Earlier this year, he caught severe pushback comparing inaction against climate change to Nazi genocide.
Daily Mail noted:
The archbishop has waded into a number of political controversies in recent years.
Last month, he was forced to apologise after saying that failure to strike a climate change deal at the Cop26 summit in Glasgow would lead to a ‘genocide’ worse than that committed by the Nazis.
Mr Welby had given a series of interviews to broadcasters, and in one he told the BBC leaders will be ‘cursed’ if they don’t reach agreement on climate change in the next fortnight.
He said failure to act would allow ‘a genocide on an infinitely greater scale’ than was committed by Hitler’s regime.
But before the footage was even aired he tweeted in a desperate bid to defuse the backlash.
‘I unequivocally apologise for the words I used when trying to emphasise the gravity of the situation facing us at Cop26,’ he wrote.
And in April, the archbishop was accused of ‘jumping on a woke bandwagon’ after claiming that being a royal is like serving ‘life without parole’ – in words that appeared to signal his support for Harry and Meghan over Buckingham Palace.
During last night’s, it was noted that the Queen has cancelled the traditional pre-Christmas lunch with her extended family and will spend December 25 at Windsor rather than at Sandringham as a ‘precautionary’ measure.
Mr Welby said: ‘She’s had to curtail her own wishes for Christmas and she’ll have just done it because it’s the right thing to do – that’s the example to follow.’
Go to ITV News to watch the full interview:
The full interview with @JustinWelby on political “leadership” in the pandemic, on why getting a vaccine is what Jesus would expect (love thy neighbour), and on The Queen’s “humour, generosity and unselfishness” is here 👇
He was speaking to @julie_etch https://t.co/DB5aL7thdD
— Chris Ship (@chrisshipitv) December 21, 2021
ITV News added Welby’s comments about the COVID-19 injections:
So what about the vaccines then?
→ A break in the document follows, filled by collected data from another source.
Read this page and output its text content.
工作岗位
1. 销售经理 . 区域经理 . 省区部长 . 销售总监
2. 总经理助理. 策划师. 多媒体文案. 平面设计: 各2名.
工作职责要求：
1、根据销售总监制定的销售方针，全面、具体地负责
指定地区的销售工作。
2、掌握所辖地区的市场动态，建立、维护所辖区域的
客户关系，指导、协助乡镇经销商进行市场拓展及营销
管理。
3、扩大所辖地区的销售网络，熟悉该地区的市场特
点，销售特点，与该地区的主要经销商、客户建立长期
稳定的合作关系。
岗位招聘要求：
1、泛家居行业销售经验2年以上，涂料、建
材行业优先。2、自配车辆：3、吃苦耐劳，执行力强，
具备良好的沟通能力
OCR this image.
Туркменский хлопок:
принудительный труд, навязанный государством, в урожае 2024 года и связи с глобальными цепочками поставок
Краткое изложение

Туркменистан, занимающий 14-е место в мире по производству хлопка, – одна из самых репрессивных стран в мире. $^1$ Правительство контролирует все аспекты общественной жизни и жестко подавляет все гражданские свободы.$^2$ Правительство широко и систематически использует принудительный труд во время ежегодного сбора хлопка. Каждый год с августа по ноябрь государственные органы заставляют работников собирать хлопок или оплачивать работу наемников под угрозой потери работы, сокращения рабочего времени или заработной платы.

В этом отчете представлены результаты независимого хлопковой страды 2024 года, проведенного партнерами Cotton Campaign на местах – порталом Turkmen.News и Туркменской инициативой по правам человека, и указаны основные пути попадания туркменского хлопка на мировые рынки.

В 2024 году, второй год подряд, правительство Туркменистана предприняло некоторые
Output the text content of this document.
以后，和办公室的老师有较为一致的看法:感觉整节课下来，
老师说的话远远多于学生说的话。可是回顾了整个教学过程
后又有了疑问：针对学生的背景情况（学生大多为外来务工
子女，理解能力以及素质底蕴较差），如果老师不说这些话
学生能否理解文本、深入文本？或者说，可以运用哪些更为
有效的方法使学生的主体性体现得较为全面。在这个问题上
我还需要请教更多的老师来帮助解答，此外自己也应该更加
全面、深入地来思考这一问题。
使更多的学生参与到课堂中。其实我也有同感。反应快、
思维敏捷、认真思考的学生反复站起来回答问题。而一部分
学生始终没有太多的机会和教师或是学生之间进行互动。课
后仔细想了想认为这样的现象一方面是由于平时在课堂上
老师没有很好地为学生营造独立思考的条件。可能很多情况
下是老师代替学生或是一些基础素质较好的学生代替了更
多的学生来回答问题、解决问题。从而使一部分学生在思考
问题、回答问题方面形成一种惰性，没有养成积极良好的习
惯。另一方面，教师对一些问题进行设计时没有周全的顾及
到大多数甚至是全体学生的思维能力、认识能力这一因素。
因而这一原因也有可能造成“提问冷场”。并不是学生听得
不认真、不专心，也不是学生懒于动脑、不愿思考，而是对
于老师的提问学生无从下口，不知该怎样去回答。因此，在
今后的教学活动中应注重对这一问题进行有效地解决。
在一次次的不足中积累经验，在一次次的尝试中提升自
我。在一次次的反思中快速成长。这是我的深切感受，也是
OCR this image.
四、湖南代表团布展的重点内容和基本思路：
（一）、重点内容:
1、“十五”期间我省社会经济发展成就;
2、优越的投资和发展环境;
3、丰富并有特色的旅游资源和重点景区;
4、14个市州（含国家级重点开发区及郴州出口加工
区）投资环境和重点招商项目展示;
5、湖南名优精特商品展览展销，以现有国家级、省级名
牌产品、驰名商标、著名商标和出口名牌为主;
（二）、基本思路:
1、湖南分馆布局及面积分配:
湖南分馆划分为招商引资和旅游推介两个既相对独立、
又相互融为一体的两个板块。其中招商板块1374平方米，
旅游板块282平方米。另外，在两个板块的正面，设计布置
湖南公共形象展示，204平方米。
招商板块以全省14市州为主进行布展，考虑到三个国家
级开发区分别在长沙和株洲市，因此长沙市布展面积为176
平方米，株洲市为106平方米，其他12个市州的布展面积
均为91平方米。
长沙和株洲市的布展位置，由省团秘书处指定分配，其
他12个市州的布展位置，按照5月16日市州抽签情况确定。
He tweeted recently that getting the booster is how you love your neighbour. Is being vaccinated a moral issue? “I’m going to step out on thin ice here and say yes, I think it is. A lot of people won’t like that – but I think it is because it’s not about me and my rights.
“Obviously there are some who for health reasons can’t be vaccinated – but it’s not about me and my rights to choose.
“Reducing my chances of getting ill reduces my chances of infecting others. It’s very simple. “So is it a sin – is it immoral – not to get vaccinated if you can? “I’m not going to get lured into this because I can see this going back at me for years to come. But I would say – go and get boosted – get vaccinated. It’s how we love our neighbour”
And what of the anti-vaccination protestors? “I’m really puzzled by it. I do know some of the scientists who are working on this – they’re not evil people. It’s not a conspiracy. It’s not a plot.
“They are not bad people – they are in really difficult circumstances and giving us their best advice. Trust them. They know what they are doing better than we do.”
I’ll offer some advice to Archbishop Welby.
Stop worrying about which pharmaceutical drugs other people want or don’t want inside their bodies.
It’s none of your business, and nobody needs your blasphemous statements that getting an experimental mRNA injection is something Jesus would do.